Characteristics of Good Leadership

 In Business, Communication, Human Resources, Leadership

In my long career as an HR professional and specifically as a leader, I have had my share of ups and downs.  It turns out that I am not alone in that realization and there are some signs that can help us recognize when our leadership needs improvement. Recognition of these signs can be crucial to the development of a positive work environment, high performance and team unity. Here are some ideas for how to improve leadership when you feel such improvement is needed.

  1. Give complete instructions or vision.  Direction that is vague and nebulous does not promote the strategy and directional intent of the business or the department. When leaders are “under the gun”, they can assume things are obvious or straight forward when, for others, they are not. When asked for input, instructions or clarification, speak in specific terms and do the thinking necessary to consider strategy, application, impact, business needs, and people. Good leaders take a breath, are patient, find out what is needed, and ALWAYS provide a why.

  2. Build up your teammates.  Many leaders feel that teasing is harmless in the workplace.  However, such teasing or comments can be a dangerous and destructive practice.  Being kind in public and corrective in private is the golden rule for positive, impactful leaders.  If “venting” is necessary, find a coach, consultant, or a mentor outside the business or work group to talk with.

  3. Follow through on commitments.  The “example” factor is powerful.  If the leader commits personally with the team to a project, activity or a change, he or she is also committed to respond and perform.  No excuses will suffice and failure in following through is devastating.
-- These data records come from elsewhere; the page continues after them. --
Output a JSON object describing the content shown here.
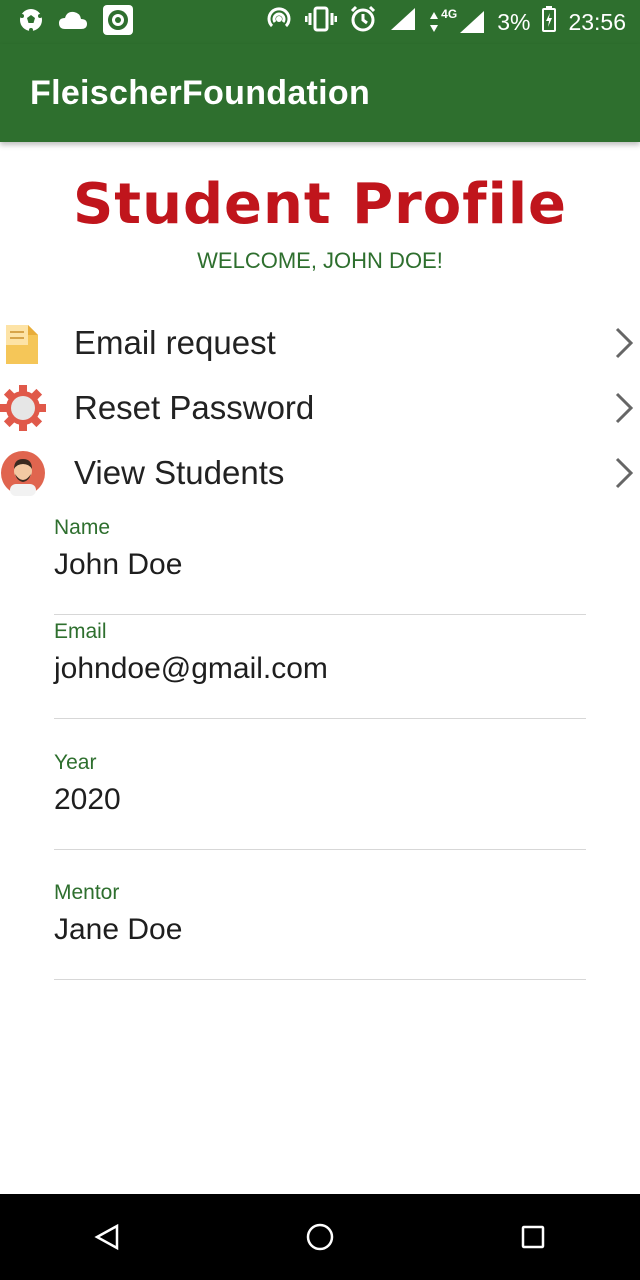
{
  "status_bar": {
    "battery": "3%",
    "time": "23:56",
    "network": "4G",
    "icons_left": [
      "soccer-ball-icon",
      "cloud-icon",
      "target-icon"
    ],
    "icons_right": [
      "hotspot-icon",
      "vibrate-icon",
      "alarm-icon",
      "signal-icon",
      "battery-icon"
    ]
  },
  "app_bar": {
    "title": "FleischerFoundation",
    "color": "#2e6f2e"
  },
  "header": {
    "title": "Student Profile",
    "welcome": "WELCOME, JOHN DOE!",
    "title_color": "#c0151c"
  },
  "menu": [
    {
      "label": "Email request",
      "icon": "document-icon"
    },
    {
      "label": "Reset Password",
      "icon": "gear-icon"
    },
    {
      "label": "View Students",
      "icon": "avatar-icon"
    }
  ],
  "profile": {
    "fields": [
      {
        "label": "Name",
        "value": "John Doe"
      },
      {
        "label": "Email",
        "value": "johndoe@gmail.com"
      },
      {
        "label": "Year",
        "value": "2020"
      },
      {
        "label": "Mentor",
        "value": "Jane Doe"
      }
    ]
  },
  "nav_bar": {
    "buttons": [
      "back-icon",
      "home-icon",
      "recents-icon"
    ]
  }
}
However, caution should be exercised here. In doing your portion or keeping your commitment, nobody wants a leader to devalue what they have done or need to do by hyping or overstating their own personal efforts.  Celebrate the team publicly and your efforts privately.

  4. Make the hard decisions.   Indecision can cripple a leader and their team.  Employees love confidence and certainty and sometimes even the greatest of leaders doesn’t have an immediate answer.  Shooting from the hip, hiding and avoiding, or deflecting responsibility to others are not the answers here. Communication and authenticity during these times can help bridge the gap between uncertainty and a decision.  Counsel with co-workers and other leaders. “Admitting it and owning it” is a great practice that people seem to appreciate. Remember, no one person is smarter than the group.

  5. Tell people the truth about their performance.  Many leaders are afraid to upset the balance in their department by being honest with their team. They think they are keeping the peace, but in truth they are limiting team members from reaching their potential. It is important to be kind but authentic and this can be a very delicate balance.  Some employees want it straight and others don’t. Giving direct, yet balanced feedback is a wonderful leadership characteristic worthy of emulation. It may also take practice and real intention on the leader’s part.
  6. Be present in the moment.  In this day of phones, texts, tweets, workloads, or unending email, work-related distractions take us away, and quickly, from personal connection.  

This was described to me in a consulting session by a frustrated team member, who said about her leader, “if I only get 20 minutes of her time during the week, I’d really like the full 20 minutes or something close to it.” We can create an environment of being authentic in circumstances when we need our authenticity to come through, by making the people in front of us our priority. 

By sharing these simple, practical suggestions, I hope I can help others be more effective and efficient and not make some of the mistakes I made.  Better leadership is hard-fought, evolving, and is also worthy of our efforts if we want our teams to succeed. #commitmenttoleadwell!